Es ist offensichtlich, dass die Corona-Krise die öffentliche Meinung gegenüber telemedizinischen Lösungen zum Positiven wendet. So zeigte eine PWC-Umfrage zur Überlastung deutscher Notaufnahmen aus dem Jahr 2019 noch, dass zwar die Mehrheit der Bürger für eine Reform der Notfallversorgung plädiert. 58 Prozent der Befragten äußerten sich jedoch skeptisch gegenüber dem Vorschlag, telemedizinische Lösungen einzusetzen, um eine Entlastung für die Notfallversorgung zu erreichen. Immerhin konnten sich 42 Prozent eine Erstberatung per Video-Sprechstunde mit einer Teleklinik vorstellen. Es ist sehr wahrscheinlich, dass eine solche Umfrage aktuell eine deutlich höhere Zustimmung für die Telemedizin ergeben würde.
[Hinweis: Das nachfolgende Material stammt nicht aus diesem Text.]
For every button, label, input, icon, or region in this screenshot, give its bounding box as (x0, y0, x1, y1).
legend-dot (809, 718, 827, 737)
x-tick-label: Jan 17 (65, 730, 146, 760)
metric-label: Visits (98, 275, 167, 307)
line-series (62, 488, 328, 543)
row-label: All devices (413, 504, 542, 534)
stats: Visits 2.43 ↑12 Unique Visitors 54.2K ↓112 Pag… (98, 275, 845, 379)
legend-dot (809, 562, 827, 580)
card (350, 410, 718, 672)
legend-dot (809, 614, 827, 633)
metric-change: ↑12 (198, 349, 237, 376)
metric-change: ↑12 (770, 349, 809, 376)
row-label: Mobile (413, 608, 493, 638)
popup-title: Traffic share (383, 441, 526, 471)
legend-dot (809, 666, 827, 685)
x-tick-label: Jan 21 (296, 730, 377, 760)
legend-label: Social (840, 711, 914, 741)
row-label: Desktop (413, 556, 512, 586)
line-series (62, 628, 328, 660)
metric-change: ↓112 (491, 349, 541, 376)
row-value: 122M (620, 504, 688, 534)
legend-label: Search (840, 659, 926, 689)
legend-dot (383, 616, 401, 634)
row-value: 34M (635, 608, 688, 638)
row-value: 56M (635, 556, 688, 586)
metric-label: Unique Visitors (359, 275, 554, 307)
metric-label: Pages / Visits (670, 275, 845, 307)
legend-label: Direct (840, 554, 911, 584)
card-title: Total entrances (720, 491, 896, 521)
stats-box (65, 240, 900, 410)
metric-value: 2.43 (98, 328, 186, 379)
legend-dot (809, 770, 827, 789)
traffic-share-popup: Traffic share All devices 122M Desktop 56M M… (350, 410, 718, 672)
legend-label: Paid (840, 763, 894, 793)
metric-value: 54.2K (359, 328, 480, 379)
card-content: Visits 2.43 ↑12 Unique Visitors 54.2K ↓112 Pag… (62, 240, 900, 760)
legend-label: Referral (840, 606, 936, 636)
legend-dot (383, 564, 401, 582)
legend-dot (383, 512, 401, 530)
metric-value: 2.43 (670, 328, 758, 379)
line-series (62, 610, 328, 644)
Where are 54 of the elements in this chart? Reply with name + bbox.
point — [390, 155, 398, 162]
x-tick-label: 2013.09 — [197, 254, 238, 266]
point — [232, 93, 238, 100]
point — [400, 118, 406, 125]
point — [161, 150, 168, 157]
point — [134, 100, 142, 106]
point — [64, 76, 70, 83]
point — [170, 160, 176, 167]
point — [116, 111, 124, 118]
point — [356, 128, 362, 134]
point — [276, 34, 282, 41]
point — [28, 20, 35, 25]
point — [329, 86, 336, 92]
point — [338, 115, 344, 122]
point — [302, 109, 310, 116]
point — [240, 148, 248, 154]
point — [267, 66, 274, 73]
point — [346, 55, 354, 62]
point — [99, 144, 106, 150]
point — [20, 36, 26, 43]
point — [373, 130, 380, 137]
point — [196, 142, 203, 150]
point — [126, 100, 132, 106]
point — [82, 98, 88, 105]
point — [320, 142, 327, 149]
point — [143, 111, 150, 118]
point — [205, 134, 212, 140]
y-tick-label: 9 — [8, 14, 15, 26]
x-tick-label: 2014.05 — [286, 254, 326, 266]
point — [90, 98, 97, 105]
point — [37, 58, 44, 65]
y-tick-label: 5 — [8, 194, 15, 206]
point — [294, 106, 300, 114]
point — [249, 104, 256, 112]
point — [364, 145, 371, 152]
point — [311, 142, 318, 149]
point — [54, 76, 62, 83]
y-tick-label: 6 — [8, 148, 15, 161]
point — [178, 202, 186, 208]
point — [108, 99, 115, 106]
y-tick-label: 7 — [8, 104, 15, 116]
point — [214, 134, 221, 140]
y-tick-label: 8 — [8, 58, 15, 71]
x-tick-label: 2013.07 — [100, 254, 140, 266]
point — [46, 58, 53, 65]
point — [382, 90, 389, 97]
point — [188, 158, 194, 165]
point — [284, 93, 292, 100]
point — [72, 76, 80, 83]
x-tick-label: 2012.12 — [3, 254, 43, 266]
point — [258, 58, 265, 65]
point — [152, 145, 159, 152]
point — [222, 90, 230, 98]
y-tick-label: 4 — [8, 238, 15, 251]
Dafür sprechen auch die Ergebnisse einer Befragung von mehr als 1.000 Bundesbürgern ab 16 Jahren im Auftrag des Digitalverbands Bitkom. Diese ergab, dass eine Mehrheit (65 Prozent) digitalen Technologien eine wichtige Rolle bei der Bekämpfung der Corona-Pandemie beimisst. Für viele gehört dazu auch die Arbeit im Homeoffice. Laut Umfrage ist mittlerweile jeder Zweite (49 Prozent) ganz oder zumindest teilweise von Zuhause beruflich tätig. In ganz Deutschland lernen Schüler gerade online und nutzen digitale Tools, um mit ihrem Lernstoff weiter voranzukommen.

Der Corona-Virus hat zweifellos einen Katalysator-Effekt auf die Digitalisierung in allen Lebensbereichen. Bereits eingeführte Anwendungen erfahren eine starke Nachfrage und auch die Akzeptanz für Anwendungen, die bislang eher mit Skepsis betrachtet wurden, steigt. Die aktuelle Lage offenbart jedoch auch, dass es noch viele Defizite gibt und an vielen Stellen Verbesserungen notwendig sind, um die Vorteile der Digitalisierung optimal auszuschöpfen. Langfristig könnte so aus der Krise viel Gutes erwachsen.